Che bene che ho voluto io alla vita,
offerto agli altri, piacergli e farli contenti,
parlare, inventare, giocare, e con la ragazza
farsi abbracciare nel turbine del vento…
Ah via Teodosio, mia via Pantera,
belle strade della mia vita, bella gente…
son passato tra voi come una spera di sole
che sta nell’aria e a guardarla sparisce,
e sono tornato, cercato il filo del vero,
rimescolato tutto, fino a inorgoglirmi
e, fatto coglione, a confondermi coi cani…
ma voi non ci siete più e trai miei serpenti
son qui perduto nel gioco dell’illusione di me stesso
e ho dimenticato la mia bellezza
ben calcata in fondo all’anima del pane.

da Voci d’un vecchio cantare (Il Ponte del Sale 2017)

Anche con gli occhi ancora lucidi per la notizia della sua dipartita, si può certo ancora vedere come Franco Loi sia stato certamente un lume.

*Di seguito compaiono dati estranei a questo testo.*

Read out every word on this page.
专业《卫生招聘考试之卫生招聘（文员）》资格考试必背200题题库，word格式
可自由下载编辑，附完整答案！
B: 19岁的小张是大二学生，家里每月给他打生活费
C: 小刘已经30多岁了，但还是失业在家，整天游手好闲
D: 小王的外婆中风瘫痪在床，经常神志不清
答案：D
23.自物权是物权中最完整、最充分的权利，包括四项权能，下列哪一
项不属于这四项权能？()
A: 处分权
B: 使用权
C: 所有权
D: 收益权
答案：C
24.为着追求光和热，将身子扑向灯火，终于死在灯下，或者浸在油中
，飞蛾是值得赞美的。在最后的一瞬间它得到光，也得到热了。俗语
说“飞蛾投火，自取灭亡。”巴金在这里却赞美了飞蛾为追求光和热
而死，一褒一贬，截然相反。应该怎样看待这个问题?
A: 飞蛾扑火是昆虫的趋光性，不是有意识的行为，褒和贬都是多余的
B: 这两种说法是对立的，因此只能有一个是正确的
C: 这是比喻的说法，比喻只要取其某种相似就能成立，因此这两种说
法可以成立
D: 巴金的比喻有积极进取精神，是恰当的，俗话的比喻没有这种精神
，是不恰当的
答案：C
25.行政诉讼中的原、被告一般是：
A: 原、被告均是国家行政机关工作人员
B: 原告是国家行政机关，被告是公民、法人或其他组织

Di certo è stato un lume particolare, unico, probabilmente. Un lume di quelli immaginati, che forse non esistono davvero nella fisica quotidiana, quelli che non creano ombre, che non oscurano nulla, che non dimenticano nulla, di quelli che confortano e che salvano senza chiedere nulla in cambio, di quelli che sei contento ci siano sempre al tavolo.

Foto di Davide Romagnoli, 2020

La stanza intorno, con le sue crepe e i suoi vecchi quadri,  resta illuminata dovunque essa riceve questa forza. I riflessi dei vetri giocano con questa, fanno rimbalzare le battute delle carte; le foto della bella gente del Casoretto, strizzan l’occhio alla nebbia di fuori, che vuole entrare, ma ci riesce solo in sogno. La luce illumina poi la credenza del pane, e il suo interno, irrorando la stanza di un odore e di uno spirito antichi. Nella stanza, aiutata dalla luce, rimbomba l’epopea di una vecchia classe operaia, cattolica, comunista, dove si parla ancora di politica, di rigori non dati e di quanto fossero belle le giovani ragazze di una volta, pudiche, che si voltavano senza darci peso, per abitudine o per simpatia di un rumore lontano. La luce non tralascia niente di questa stanza, mette tutto in luce, come un bel verso sommesso, umile e ben ricamato, come uno di quei vecchi fazzoletti che si regalavano all’amato o che si sventolavano agli addii. Una luce che tutto illumina e niente adombra.

Ed è un po’ quello che è successo con la Poesia che Franco ha lasciato, essa stessa figlia di quel lume e lume stesso. Nata, cresciuta ed invecchiata in un modo che accomunava un po’ tutti, proprio sotto l’egida della sua bellezza semplice ed onesta; non dando certo le spalle al futuro eppur non cambiando lirismo, non tralasciava gli ermetici, non metteva ombre sulle sue nuove forme performative, non disdegnava l’altro, il diverso, il lontano, essa non divideva, non separava, ma univa. E questo proprio esprimendosi con un dialetto ‘acquisito’, quel milanese entrato nelle orecchie della gioventù di un ligure immigrato e poi divenuto quasi lingua natìa. Reinventandosi, amplificandosi, cambiando pelle, ma non spirito. Restando ancora nascosta in molti di quei quaderni che riempiono ancora gli armadi dello studio in Viale Misurata, proprio mentre quella stessa lingua la se deslingua – si scioglie – come un fiato su un vetro, insieme al passato della città che veloce passa di fianco.

Piace pensare che possa essere questo uno dei grandi lasciti di un annotare in forma di versi una vita intera. Già, perché di definizioni ne son state date tante – e non ci sembra il caso di stare qui a nominare cosa Franco è stato e sarà per la Poesia Italiana –  ma piace pensare ancora a quell’aneddoto che raccontava continuamente, forse addirittura troppo. A Bonagiunta Orbicciani, incontrato nel ventiquattresimo canto del Purgatorio, e alla sua richiesta su chi fosse colui che parlava in quel dialetto, Dante rispondeva “I’ mi son un che, quando / Amor mi spira, noto, e a quel modo / ch’e’ ditta dentro vo significando“. Non tanto cosa o come, ma Franco ha significato per davvero. E questa luce, questo lume, questo spirito che ancora illumina la stanza, l’è mestè dumà d’i Pueta, è mestiere, davvero, solo dei Poeti.